* Stocks extend selloff on Italy woes; Asia follows Wall St slide
* Edgy investors flee stocks, seek safety in bonds
* Euro hits 10-month low, dollar and yen rise
* U.S. moves on China trade also unnerve investors
* Oil under pressure after big falls in last 3 days
* Spreadbetters see mixed opening in Europe
By Tomo Uetake
TOKYO, May 30 (Reuters) - Asian stocks extended a global sell-off on Wednesday as Italy’s political crisis rippled across financial markets, toppling the euro to a 10-month low, pushing up borrowing costs for Rome and sending investors into safer assets such as U.S. Treasuries.
MSCI’s broadest index of Asia-Pacific shares outside Japan tumbled 1.4 percent, while Japan’s Nikkei average sold off 1.5 percent to a six-week low.
Chinese shares also headed south, with the Shanghai Composite index down 1.4 percent. South Korea’s KOSPI and Australia’s S&P/ASX 200 slipped 2.0 percent and 0.5 percent, respectively.
Financial spread-betters expected a mixed opening in Europe, with London’s FTSE to open 5 points lower at 7,627, Frankfurt’s DAX to open 5 points higher at 12,671 and Paris CAC to open down 3 points at 5,435.
The sharp downturn in Asia followed from an equally harsh session on Wall Street on Tuesday, where the Dow Jones Industrial Average fell 1.6 percent, the S&P 500 lost 1.2 percent and the Nasdaq Composite dropped 0.5 percent. The financial sector took the hardest hit.
Investors fear that repeat elections in the euro zone’s third-largest economy - which could come as soon as July - may become a de-facto referendum on Italian membership of the currency bloc and its role in the European Union.
“The way Italy’s short-term debt yields are spiking makes you think default risk is on radar in the market. It tells how grave the situation is,” said Makoto Noji, senior strategist at SMBC Nikko Securities.

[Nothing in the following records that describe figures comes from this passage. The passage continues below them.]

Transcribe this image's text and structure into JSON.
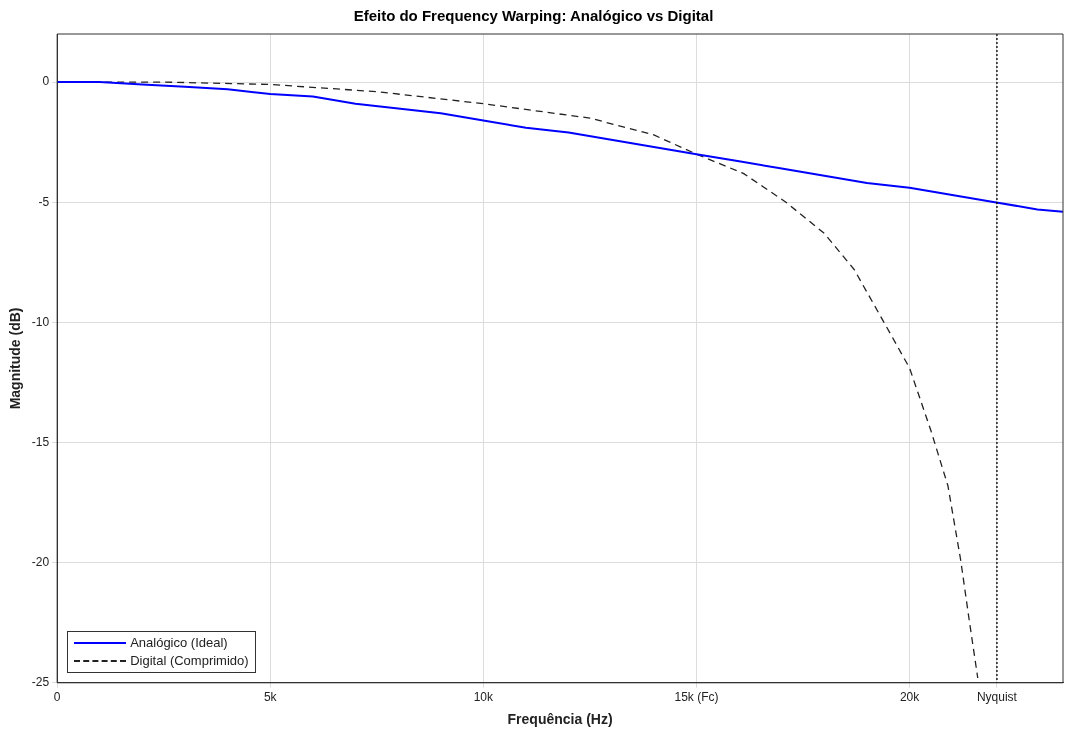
{
  "chart_data": {
    "type": "line",
    "title": "Efeito do Frequency Warping: Analógico vs Digital",
    "xlabel": "Frequência (Hz)",
    "ylabel": "Magnitude (dB)",
    "xlim": [
      0,
      23600
    ],
    "xticks": [
      0,
      {
        "value": 5000,
        "label": "5k"
      },
      {
        "value": 10000,
        "label": "10k"
      },
      {
        "value": 15000,
        "label": "15k (Fc)"
      },
      {
        "value": 20000,
        "label": "20k"
      },
      {
        "value": 22050,
        "label": "Nyquist"
      }
    ],
    "ylim": [
      -25,
      2
    ],
    "yticks": [
      -25,
      -20,
      -15,
      -10,
      -5,
      0
    ],
    "grid": true,
    "legend": "bottom left",
    "marker": "none",
    "ref_lines": [
      {
        "axis": "x",
        "value": 22050,
        "color": "#000000",
        "line_style": "dotted"
      }
    ],
    "series": [
      {
        "name": "Analógico (Ideal)",
        "color": "#0000ff",
        "line_style": "solid",
        "x": [
          0,
          1000,
          2000,
          3000,
          4000,
          5000,
          6000,
          7000,
          8000,
          9000,
          10000,
          11000,
          12000,
          13000,
          14000,
          15000,
          16000,
          17000,
          18000,
          19000,
          20000,
          21000,
          22000,
          23000,
          23600
        ],
        "values": [
          0,
          0,
          -0.1,
          -0.2,
          -0.3,
          -0.5,
          -0.6,
          -0.9,
          -1.1,
          -1.3,
          -1.6,
          -1.9,
          -2.1,
          -2.4,
          -2.7,
          -3.0,
          -3.3,
          -3.6,
          -3.9,
          -4.2,
          -4.4,
          -4.7,
          -5.0,
          -5.3,
          -5.4
        ]
      },
      {
        "name": "Digital (Comprimido)",
        "color": "#222222",
        "line_style": "dashed",
        "x": [
          0,
          2500,
          5000,
          7500,
          10000,
          12500,
          14000,
          15000,
          16100,
          17100,
          18000,
          18700,
          19400,
          20000,
          20500,
          20900,
          21200,
          21400,
          21600
        ],
        "values": [
          0,
          0,
          -0.1,
          -0.4,
          -0.9,
          -1.5,
          -2.2,
          -3.0,
          -3.8,
          -5.0,
          -6.3,
          -7.8,
          -10.0,
          -11.9,
          -14.5,
          -16.8,
          -19.9,
          -22.4,
          -24.8
        ]
      }
    ]
  }
}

“What the markets are starting to factor-in is not a default per se but an early election leading to a victory of eurosceptics and an exit from the euro.”
Short-dated Italian bond yields - a sensitive gauge of political risk - soared 1.5 percentage points from Monday to their highest since 2013 in their biggest move in nearly 26 years.
Safe-haven U.S. Treasury bonds and German bunds rallied, as did the Japanese yen, the U.S. dollar and gold. The euro fell against the Swiss franc, Japanese yen and U.S. dollar, nearing $1.15 and touching its lowest point since July.
U.S. 10-year Treasuries were yielding 2.817 percent in the Asian afternoon, edging up from the U.S. close of 2.768 percent, while S&P futures rose 0.2 percent.
Earlier this week, there was talk that a new vote in Italy would not be held until late this year or early 2019, prolonging the uncertainty.
Kerry Craig, a global market analyst at JPMorgan Asset Management, noted that Italy’s economy is in better shape that it was in 2011 when the euro zone was mired in a debt crisis.
But, he added, “Completely dismissing the risk that Italy poses would be an unwise move, especially given how the next election may play out and the prospect of a stronger eurosceptic position.”
In Asia, traders also fretted over the on-again, off-again U.S.-North Korean summit and the U.S.-China trade relationship.
The United States said on Tuesday that it would continue pursuing actions on trade with China, prompting Chinese state media to slam the U.S. announcement.
Emerging market stocks lost 1.2 percent, marking a new low point for the year, under continued pressure from a rising U.S. dollar for countries that often borrow in that currency.
Indonesia’s central bank is holding an out-of-cycle policy meeting on Wednesday, and is expected to raise its benchmark interest rate for the second time in two weeks, according to a Reuters poll.
Oil struggled under pressure from expectations that Saudi Arabia and Russia would pump more oil to counter potential supply shortfalls from Venezuela and Iran, even as U.S. output has surged in recent years.
U.S. crude futures retreated 0.2 percent to $66.58 per barrel, extending losses into a sixth consecutive sessions.